On February 21, the aggressor-controlled “media” announced an “inspection visit” to the “Crimean anti-plague station” by the head of “Rospotrebnadzor” Anna Popova, who allegedly “supervised the construction work of the facility”.
It is stated that now the “anti-plague station” will allegedly operate around the clock and “respond to threats” both in the captured Crimea and in the occupied south mainland of Ukraine.
Let us recall, that we have previously repeatedly described the aggressor’s criminal experiments with bacteriological weapons at the “Crimean anti-plague station” converted by the occupiers since 2015, and we also reported about these provocations to the OSCE, UN structures and to the specialized conventional bodies.
The illegally captured Ukrainian station was formally “subordinated” by the occupiers to “Rospotrebnadzor” as a “federal state institution”, but at the same time, its “director” for the last decade has been Sergei Tikhonov, from a family of Russian military microbiologists who were responsible for the development of bacteriological weapons; the father of the current director, Nikolai Tikhonov, once headed the corresponding Volgograd institute “Microbe”.
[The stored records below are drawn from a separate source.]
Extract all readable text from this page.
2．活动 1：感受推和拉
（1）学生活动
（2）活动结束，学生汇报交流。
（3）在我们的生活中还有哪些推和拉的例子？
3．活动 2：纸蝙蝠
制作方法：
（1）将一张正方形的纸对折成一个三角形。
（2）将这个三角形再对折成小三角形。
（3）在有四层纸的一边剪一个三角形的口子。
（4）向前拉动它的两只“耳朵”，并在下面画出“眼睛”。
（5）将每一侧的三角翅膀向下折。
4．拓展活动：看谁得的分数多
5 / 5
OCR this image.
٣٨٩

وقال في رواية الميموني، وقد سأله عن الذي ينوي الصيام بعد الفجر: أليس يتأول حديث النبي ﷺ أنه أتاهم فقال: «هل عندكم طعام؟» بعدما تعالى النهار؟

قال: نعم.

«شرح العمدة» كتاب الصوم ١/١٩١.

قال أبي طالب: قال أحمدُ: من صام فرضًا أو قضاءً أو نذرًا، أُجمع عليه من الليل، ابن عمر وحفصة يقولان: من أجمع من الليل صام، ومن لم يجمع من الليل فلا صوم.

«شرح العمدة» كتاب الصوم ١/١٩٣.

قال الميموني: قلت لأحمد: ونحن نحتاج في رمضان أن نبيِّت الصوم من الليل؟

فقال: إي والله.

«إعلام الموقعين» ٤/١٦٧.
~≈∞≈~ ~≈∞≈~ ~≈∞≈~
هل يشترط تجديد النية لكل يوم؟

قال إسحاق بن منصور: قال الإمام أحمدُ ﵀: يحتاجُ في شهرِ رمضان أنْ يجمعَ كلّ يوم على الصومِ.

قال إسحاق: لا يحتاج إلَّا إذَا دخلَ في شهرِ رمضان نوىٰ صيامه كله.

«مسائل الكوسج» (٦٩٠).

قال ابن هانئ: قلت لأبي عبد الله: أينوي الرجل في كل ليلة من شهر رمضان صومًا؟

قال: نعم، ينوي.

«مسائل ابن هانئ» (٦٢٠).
Earlier, in 2015-2017, the occupiers had already “updated” the “anti-plague station”, and after analyzing the relevant purchases and features of the “repair”, the experts of our Association came to the conclusion that they do not correspond in any way to the stated goal of “fighting Crimean pathogens” and most likely concern criminal experiments with bacterial infections such as tularemia.
Now, however, “new buildings are being built on the territory of the institution in Simferopol”, and earlier the “station” received at its disposal complexes of “bacteriological research of a mobile complex based on a car chassis”, and since 2017 a “laboratory of especially dangerous infections” was created there.
At the same time, from the public actions of these “epidemiologists” since 2022, the occupiers’ propaganda mentions only “monitoring the quality of Dnieper water coming through the North Crimean Canal”, which has obviously not been available in Crimea for almost two years, as well as some “research of Dnieper water”, apparently “on site”.
At the same time, all the propaganda statements made by the occupiers a couple of years ago about the “US biolaboratory”, allegedly operating at the station until 2014, were then actually refuted by the “epidemiologists” themselves. Last year, the “head of the epidemiology department of the anti-plague station”, Liliya Zinich, stated that “Crimea did not work directly with the United States”, receiving only grants from the European Union, but the station did not send any materials to the EU until 2014.
And its biosafety standards until 2014 did not correspond to some “insidious research”, but to the direct task of the station – a banal study of Crimean ticks, rodents and the like for ordinary, and not “newly invented” infections.
But now, in the new buildings “with special protection”, the aggressor will clearly not be dealing with Crimean outbreaks of borreliosis, but with something completely different.
In this context, the “Dnieper” exercises of the occupiers pose a particular danger, especially considering the aforementioned “mobile complexes based on a car chassis” which, naturally, can not only take samples, but also do the opposite, with the aim of spreading especially dangerous infections in the lower reaches of the Dnieper.
Among other things, it should be point out that such criminal experiments and provocations make the “mobile complexes” of Russian bacteriologists in uniform a legitimate military target.